In time, one of two scenarios can occur. The intelligence of the cell membrane, which is
consistently receiving the same information, can adapt to the body’s needs and demands by modifying its receptor sites so that it can accommodate more of those chemicals. Basically, it creates more docking stations to satisfy the demand—just as supermarkets open up additional checkout lanes when the lines get too long. If business stays good (if those same chemicals keep coming), then you’ll have to hire more employees and keep more lanes open. Now the body is equal to and has become the mind.
In the other scenario, the cell becomes too overwhelmed with the continual bombardment of feelings and emotions on a moment-to-moment basis to allow all the chemical messengers to dock. Because the same chemicals are more or less hanging around outside the cell’s docking-station doors day in and day out, the cell gets used to those chemicals being there. So only when the brain produces a lot more heightened emotions does the cell become willing to open its doors. Once you increase the intensity of the emotion, the cell is stimulated enough so that the docking-station doors open and the cell turns on. (You’ll hear more about the importance of emotion later—this is a key part of the placebo equation.)

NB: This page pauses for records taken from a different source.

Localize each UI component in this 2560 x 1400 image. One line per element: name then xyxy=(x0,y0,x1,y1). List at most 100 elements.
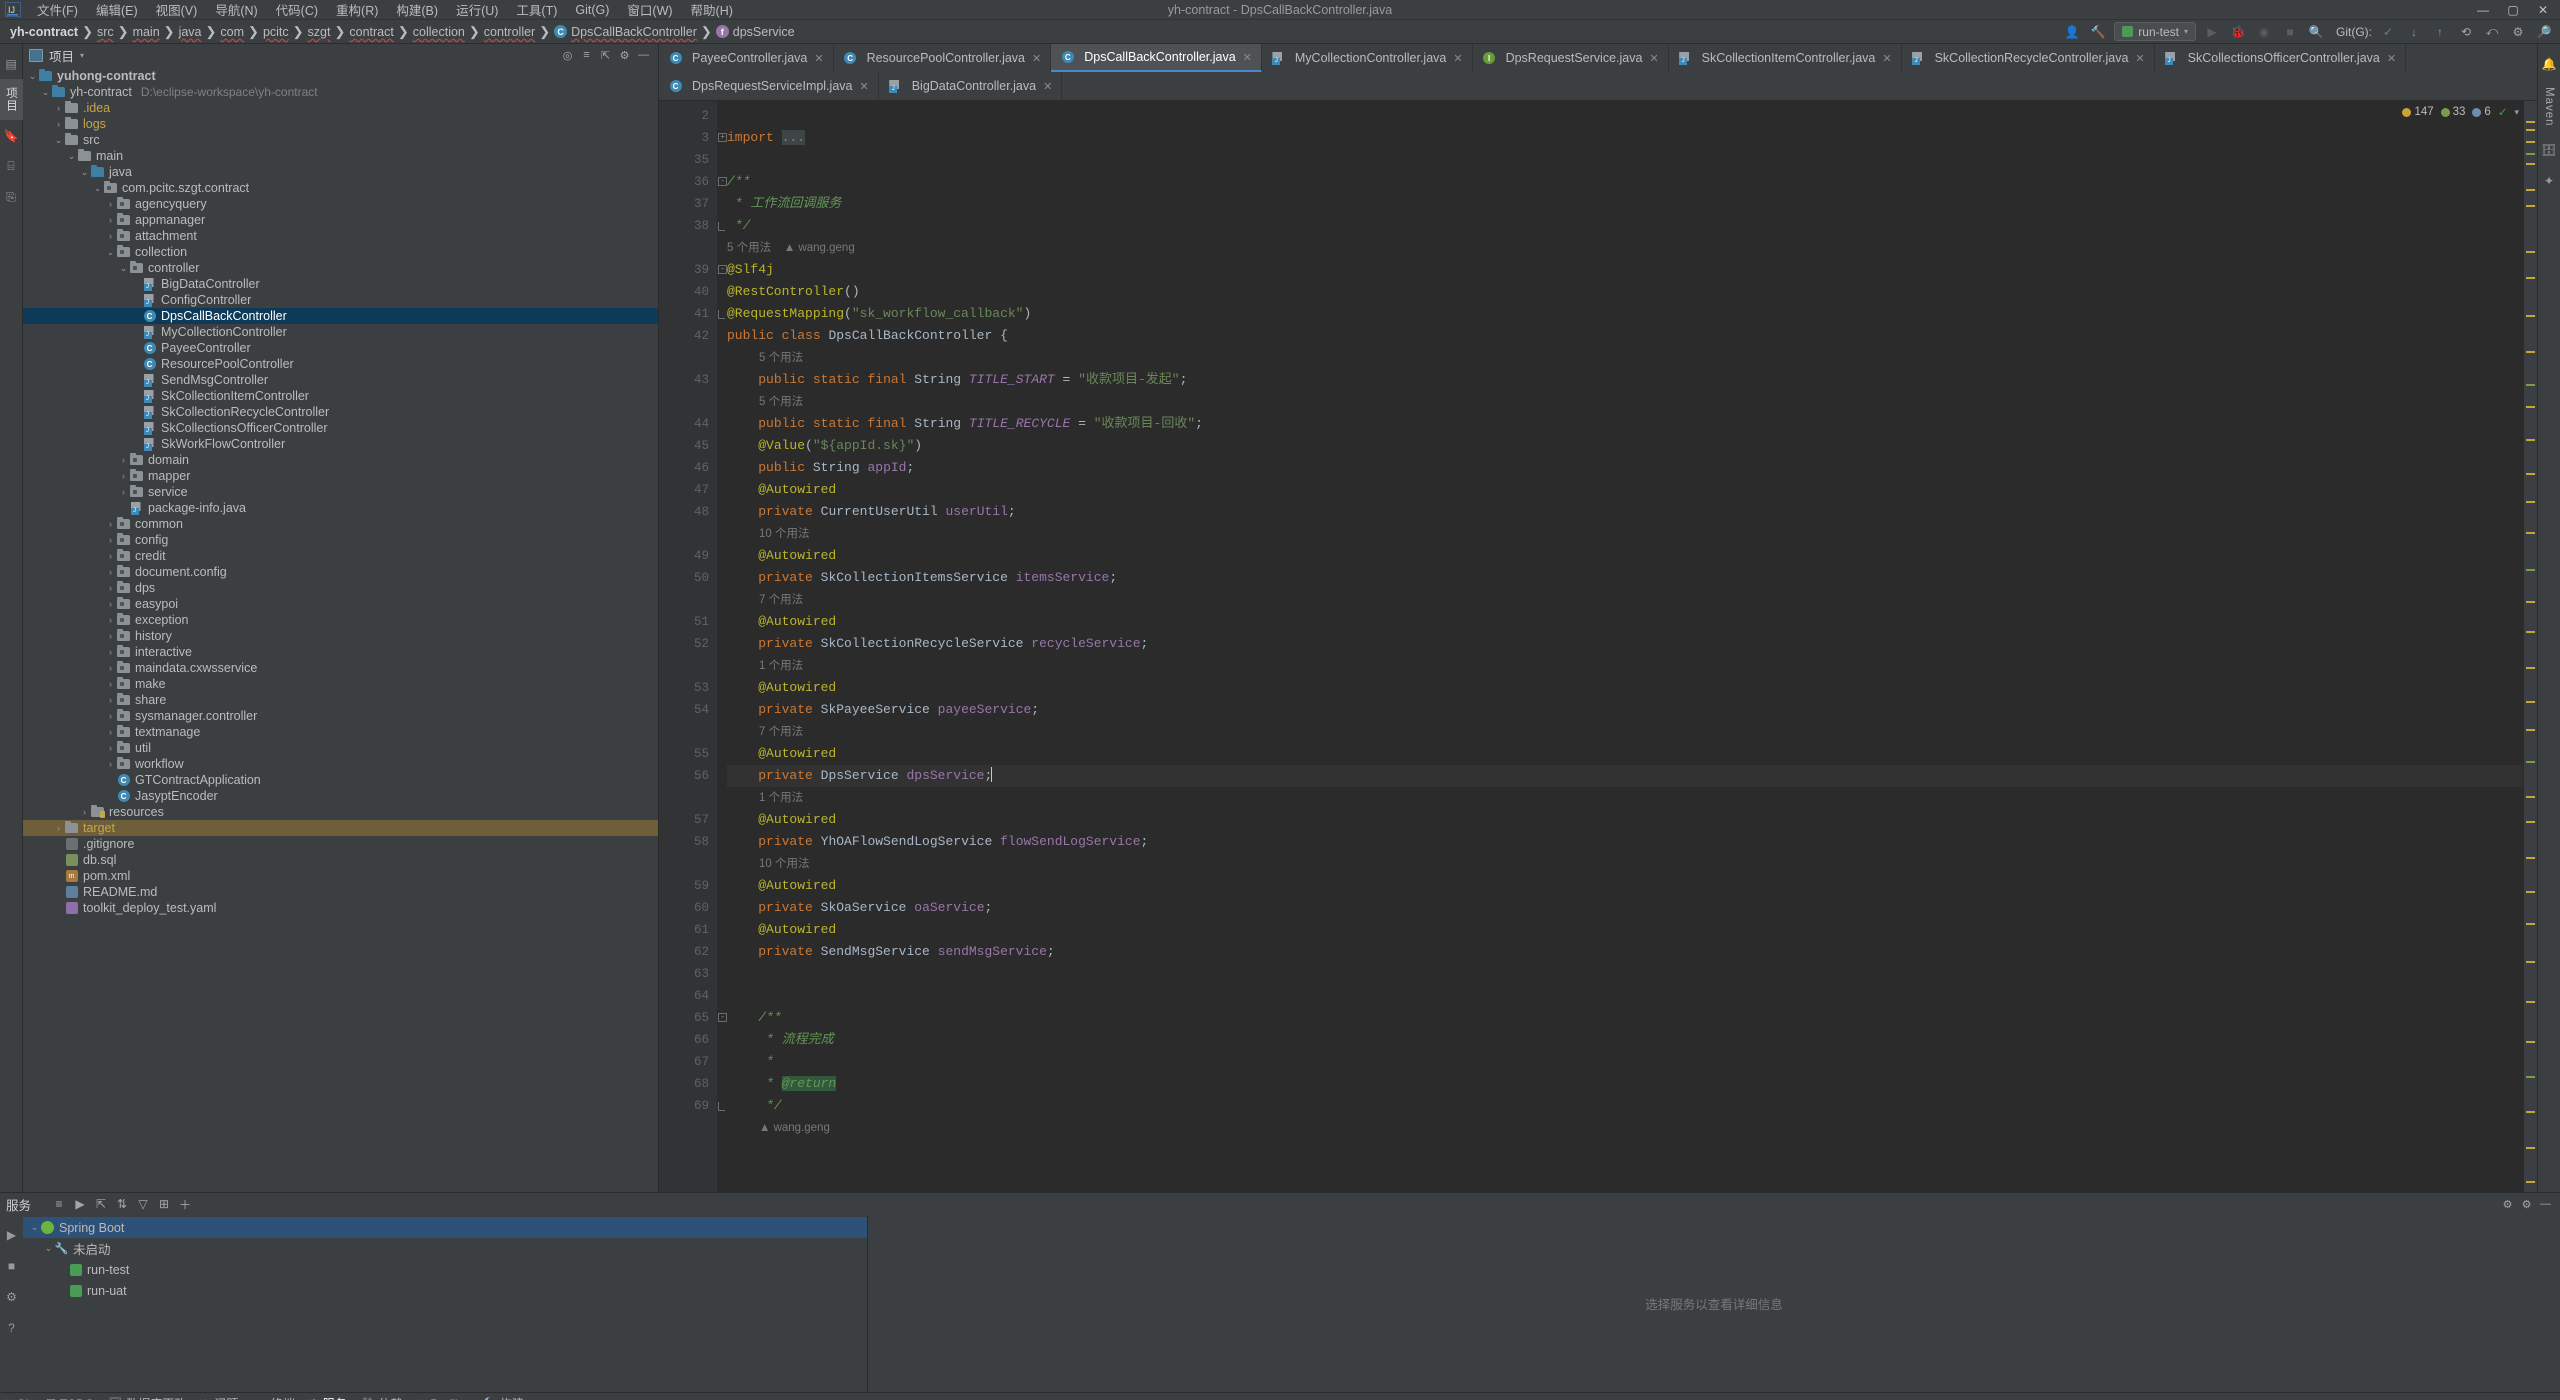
tree-item-easypoi[interactable]: › easypoi xyxy=(23,596,658,612)
chevron-right-icon[interactable]: › xyxy=(105,599,116,609)
collapse-all-icon[interactable]: ⇱ xyxy=(91,1194,111,1214)
navbar-right-actions[interactable]: 👤 🔨 run-test ▾ ▶ 🐞 ◉ ■ 🔍 Git(G): ✓ ↓ ↑ ⟲… xyxy=(2062,22,2560,42)
chevron-right-icon[interactable]: · xyxy=(131,327,142,337)
chevron-right-icon[interactable]: · xyxy=(131,311,142,321)
services-header-actions[interactable]: ⚙ ⚙ — xyxy=(2499,1196,2554,1213)
breadcrumb-item-com[interactable]: com xyxy=(216,24,248,40)
inlay-hint[interactable]: 5 个用法 xyxy=(727,347,2537,369)
tree-item-document-config[interactable]: › document.config xyxy=(23,564,658,580)
code-line[interactable]: public static final String TITLE_START =… xyxy=(727,369,2537,391)
tree-item-sendmsgcontroller[interactable]: · SendMsgController xyxy=(23,372,658,388)
chevron-right-icon[interactable]: › xyxy=(105,615,116,625)
close-icon[interactable]: ✕ xyxy=(1882,52,1891,65)
warning-count[interactable]: 147 xyxy=(2402,106,2434,118)
chevron-right-icon[interactable]: › xyxy=(105,231,116,241)
right-tool-strip[interactable]: 🔔 Maven 🗄 ✦ xyxy=(2537,44,2560,1192)
settings-gear-icon[interactable]: ⚙ xyxy=(2508,22,2528,42)
locate-file-icon[interactable]: ◎ xyxy=(559,47,576,64)
code-line[interactable] xyxy=(727,149,2537,171)
inspection-marker[interactable] xyxy=(2526,821,2535,823)
tree-item-package-info-java[interactable]: · package-info.java xyxy=(23,500,658,516)
tree-item-maindata-cxwsservice[interactable]: › maindata.cxwsservice xyxy=(23,660,658,676)
stop-button[interactable]: ■ xyxy=(2280,22,2300,42)
inspection-marker[interactable] xyxy=(2526,761,2535,763)
breadcrumb-item-field[interactable]: f dpsService xyxy=(712,24,799,40)
services-tree[interactable]: ⌄Spring Boot⌄🔧未启动·run-test·run-uat xyxy=(23,1215,868,1392)
structure-icon[interactable]: ⌸ xyxy=(3,158,20,175)
close-icon[interactable]: ✕ xyxy=(1032,52,1041,65)
menu-item-code[interactable]: 代码(C) xyxy=(267,0,327,21)
tree-item-attachment[interactable]: › attachment xyxy=(23,228,658,244)
chevron-right-icon[interactable]: › xyxy=(105,711,116,721)
code-line[interactable] xyxy=(727,985,2537,1007)
breadcrumb-item-class[interactable]: C DpsCallBackController xyxy=(550,24,701,40)
project-panel-actions[interactable]: ◎ ≡ ⇱ ⚙ — xyxy=(559,47,652,64)
editor-tab-dpsrequestserviceimpl[interactable]: C DpsRequestServiceImpl.java ✕ xyxy=(659,72,879,100)
inspection-marker[interactable] xyxy=(2526,501,2535,503)
code-line[interactable]: @Autowired xyxy=(727,545,2537,567)
bottom-bar-git[interactable]: ⑂Git xyxy=(6,1397,32,1400)
chevron-right-icon[interactable]: › xyxy=(118,455,129,465)
bottom-bar--[interactable]: ⚠问题 xyxy=(200,1395,238,1400)
chevron-right-icon[interactable]: · xyxy=(53,887,64,897)
chevron-down-icon[interactable]: ⌄ xyxy=(105,247,116,258)
main-menu[interactable]: 文件(F) 编辑(E) 视图(V) 导航(N) 代码(C) 重构(R) 构建(B… xyxy=(28,0,742,21)
project-panel-icon[interactable]: ▤ xyxy=(3,55,20,72)
inspection-marker[interactable] xyxy=(2526,315,2535,317)
tree-item-collection[interactable]: ⌄ collection xyxy=(23,244,658,260)
inspection-marker[interactable] xyxy=(2526,189,2535,191)
code-line[interactable]: @Autowired xyxy=(727,743,2537,765)
chevron-right-icon[interactable]: · xyxy=(131,375,142,385)
window-controls[interactable]: — ▢ ✕ xyxy=(2468,0,2560,20)
close-icon[interactable]: ✕ xyxy=(860,80,869,93)
code-line[interactable]: */ xyxy=(727,1095,2537,1117)
chevron-right-icon[interactable]: › xyxy=(105,583,116,593)
tree-item-yuhong-contract[interactable]: ⌄ yuhong-contract xyxy=(23,68,658,84)
editor-tab-skcollectionrecyclecontroller[interactable]: SkCollectionRecycleController.java ✕ xyxy=(1902,44,2155,72)
chevron-right-icon[interactable]: · xyxy=(131,407,142,417)
search-icon[interactable]: 🔎 xyxy=(2534,22,2554,42)
inlay-hint[interactable]: 5 个用法 xyxy=(727,391,2537,413)
chevron-down-icon[interactable]: ⌄ xyxy=(92,183,103,194)
vcs-commit-icon[interactable]: ↓ xyxy=(2404,22,2424,42)
inspection-marker[interactable] xyxy=(2526,1041,2535,1043)
chevron-right-icon[interactable]: · xyxy=(57,1265,68,1275)
chevron-right-icon[interactable]: › xyxy=(105,663,116,673)
chevron-right-icon[interactable]: › xyxy=(105,567,116,577)
close-icon[interactable]: ✕ xyxy=(1649,52,1658,65)
services-item-spring-boot[interactable]: ⌄ Spring Boot xyxy=(23,1217,867,1238)
inspection-marker[interactable] xyxy=(2526,351,2535,353)
profiler-button[interactable]: ◉ xyxy=(2254,22,2274,42)
tree-item-dpscallbackcontroller[interactable]: ·C DpsCallBackController xyxy=(23,308,658,324)
chevron-right-icon[interactable]: › xyxy=(105,679,116,689)
bottom-bar-profiler[interactable]: ◉Profiler xyxy=(417,1397,469,1400)
history-icon[interactable]: ⟲ xyxy=(2456,22,2476,42)
commit-icon[interactable]: ⎘ xyxy=(3,189,20,206)
tree-item-jasyptencoder[interactable]: ·C JasyptEncoder xyxy=(23,788,658,804)
chevron-right-icon[interactable]: · xyxy=(53,839,64,849)
hide-panel-icon[interactable]: — xyxy=(635,47,652,64)
collapse-all-icon[interactable]: ⇱ xyxy=(597,47,614,64)
close-icon[interactable]: ✕ xyxy=(1243,51,1252,64)
inlay-hint[interactable]: 7 个用法 xyxy=(727,589,2537,611)
editor-tab-payeecontroller[interactable]: C PayeeController.java ✕ xyxy=(659,44,834,72)
debug-button[interactable]: 🐞 xyxy=(2228,22,2248,42)
help-icon[interactable]: ? xyxy=(3,1319,20,1336)
inlay-hint[interactable]: 1 个用法 xyxy=(727,787,2537,809)
tree-item-common[interactable]: › common xyxy=(23,516,658,532)
chevron-down-icon[interactable]: ▾ xyxy=(2514,107,2519,118)
breadcrumb-item-java[interactable]: java xyxy=(175,24,206,40)
chevron-right-icon[interactable]: · xyxy=(131,359,142,369)
chevron-right-icon[interactable]: · xyxy=(131,343,142,353)
bottom-bar--[interactable]: 🗄数据库更改 xyxy=(108,1395,186,1400)
code-line[interactable]: private SkPayeeService payeeService; xyxy=(727,699,2537,721)
chevron-right-icon[interactable]: › xyxy=(105,551,116,561)
menu-item-file[interactable]: 文件(F) xyxy=(28,0,87,21)
editor-tab-dpscallbackcontroller[interactable]: C DpsCallBackController.java ✕ xyxy=(1051,44,1262,72)
rerun-icon[interactable]: ▶ xyxy=(3,1226,20,1243)
chevron-down-icon[interactable]: ⌄ xyxy=(118,263,129,274)
add-icon[interactable]: ＋ xyxy=(175,1194,195,1214)
close-icon[interactable]: ✕ xyxy=(1043,80,1052,93)
menu-item-build[interactable]: 构建(B) xyxy=(387,0,447,21)
chevron-down-icon[interactable]: ⌄ xyxy=(79,167,90,178)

In the first scenario, when the cell makes new receptor sites, the body will crave those specific chemicals when the brain doesn’t make enough, and consequently, our feelings will determine our thinking—our bodies will control our minds. That’s what I mean when I say the body memorizes the emotion. It has become biologically conditioned and altered to be a reflection of the mind.
In the second scenario, once the cell is overwhelmed by the bombardment and the receptors become desensitized, then just as a drug addict does, the body will require a greater chemical thrill to turn on the cell. In other words, in order for the body to become stimulated and get its fix, you’ll need to get angrier, more worried, guiltier, or more confused than last time. So you might feel the need to start a bit of drama by yelling at your dog for no reason, just to give the body its drug of choice. Or maybe you can’t help talking about how much you despise your mother-in-law just so the body has even more chemicals available with enough strength to arouse the cell. Or you start obsessing about some horrible imagined outcome just so the body can get a rush of adrenal hormones. When the body isn’t getting its emotional chemical needs met, it will signal the brain to make more of those chemicals—the body is controlling the mind. That sounds very much like an addiction. So now when I use the term emotional addiction, you’ll understand what I mean.